George Gershwin embodied all of that, and then, when the financial bottom fell out in the waning weeks of the Roaring Twenties, it was Gershwin and his cohorts who helped us retain our national optimism and remind us, through music and theatre and movies, who we were and who kept us on our feet and on our path through the years of great trials that swept in so quickly and without mercy. Sadly, the Great Depression years were a time of great challenge that Gershwin himself would not survive. On July 11, 1937, at the too-young age of thirty-eight, he went in for surgery to remove a brain tumor and never regained consciousness. But he had not been idle during those years between the triumph of 1924 and his death. It was in 1924 that he began a vital collaboration with his older brother Ira, fully engaging Ira’s sharp ear and his love of language to pen some of the more memorable lyrics in the American songbook.

Between them they wrote perhaps the most significant American operatic composition, Porgy and Bess, and the sensational orchestral composition, An American in Paris, which later became the iconic Gene Kelly film. And here are some of their songs, which are as beloved today as when they were written: “I Got Rhythm,” “Someone to Watch Over Me,” “Love is Here to Stay,” “Embraceable You,” “They Can’t Take That Away from Me,” “‘S Wonderful,” and “Let’s Call the Whole Thing Off.”

Now, some one hundred years later, as we struggle so hard as Americans, as a species, to shoulder the new realities of a pandemic that threatens both the sociopolitical order and our very lives, we must reach for things to embrace, things that will console and fortify us, and remind us of just who we are.

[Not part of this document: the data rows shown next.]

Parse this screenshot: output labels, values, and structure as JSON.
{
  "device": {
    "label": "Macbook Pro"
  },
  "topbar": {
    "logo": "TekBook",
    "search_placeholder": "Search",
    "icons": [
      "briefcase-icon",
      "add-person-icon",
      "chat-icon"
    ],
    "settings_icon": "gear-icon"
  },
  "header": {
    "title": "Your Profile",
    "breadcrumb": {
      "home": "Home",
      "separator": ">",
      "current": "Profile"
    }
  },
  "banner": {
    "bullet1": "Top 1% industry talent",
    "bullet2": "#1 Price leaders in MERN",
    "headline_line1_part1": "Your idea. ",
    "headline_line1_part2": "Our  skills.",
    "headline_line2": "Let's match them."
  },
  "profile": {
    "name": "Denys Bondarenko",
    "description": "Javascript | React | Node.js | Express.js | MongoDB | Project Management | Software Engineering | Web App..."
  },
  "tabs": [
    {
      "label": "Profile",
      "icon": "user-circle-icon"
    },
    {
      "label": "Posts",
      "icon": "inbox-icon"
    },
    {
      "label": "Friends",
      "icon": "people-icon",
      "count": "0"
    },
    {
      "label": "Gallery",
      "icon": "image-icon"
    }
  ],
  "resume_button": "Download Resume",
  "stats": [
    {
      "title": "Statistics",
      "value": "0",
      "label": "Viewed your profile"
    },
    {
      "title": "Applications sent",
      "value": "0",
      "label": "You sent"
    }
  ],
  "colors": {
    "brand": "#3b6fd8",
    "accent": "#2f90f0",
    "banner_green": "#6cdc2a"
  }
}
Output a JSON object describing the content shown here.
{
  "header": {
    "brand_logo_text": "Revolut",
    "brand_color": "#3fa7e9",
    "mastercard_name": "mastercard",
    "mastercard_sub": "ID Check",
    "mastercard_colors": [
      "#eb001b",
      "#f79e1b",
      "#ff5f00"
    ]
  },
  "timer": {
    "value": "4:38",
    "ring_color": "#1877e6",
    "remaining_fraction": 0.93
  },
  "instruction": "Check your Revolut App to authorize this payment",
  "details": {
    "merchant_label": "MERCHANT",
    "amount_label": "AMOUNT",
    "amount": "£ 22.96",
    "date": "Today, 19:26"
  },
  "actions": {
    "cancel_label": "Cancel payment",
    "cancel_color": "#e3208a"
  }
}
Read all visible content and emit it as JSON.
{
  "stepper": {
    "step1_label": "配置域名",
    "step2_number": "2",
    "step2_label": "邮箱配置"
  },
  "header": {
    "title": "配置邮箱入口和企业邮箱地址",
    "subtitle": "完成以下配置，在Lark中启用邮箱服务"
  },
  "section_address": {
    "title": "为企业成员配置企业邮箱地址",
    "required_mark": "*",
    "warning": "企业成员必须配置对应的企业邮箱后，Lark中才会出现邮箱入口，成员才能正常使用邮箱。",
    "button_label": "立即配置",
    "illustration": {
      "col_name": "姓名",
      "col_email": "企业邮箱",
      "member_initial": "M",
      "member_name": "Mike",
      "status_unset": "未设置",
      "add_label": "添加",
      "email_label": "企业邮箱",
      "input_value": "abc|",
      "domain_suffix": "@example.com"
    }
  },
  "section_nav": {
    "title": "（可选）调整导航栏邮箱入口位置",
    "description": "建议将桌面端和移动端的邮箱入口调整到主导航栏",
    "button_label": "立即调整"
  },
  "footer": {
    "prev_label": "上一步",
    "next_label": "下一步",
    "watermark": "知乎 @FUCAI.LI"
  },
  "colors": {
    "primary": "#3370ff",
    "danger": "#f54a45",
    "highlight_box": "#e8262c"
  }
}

We have the great accomplishments of the prior generations, a recognition of how they helped us survive, reminding us of the many riches and gifts left to us by the artists, the composers, and yes, the storytellers and poets of the past. The music of George and Ira Gershwin
once helped preserve our national spirit and identity through the long years of the Great Depression. Can a single piece of music such as Rhapsody in Blue really claim all of that power? I believe it can. Even in the exuberant echoing vibrato of the opening notes, we can recognize the distant sounds of hope.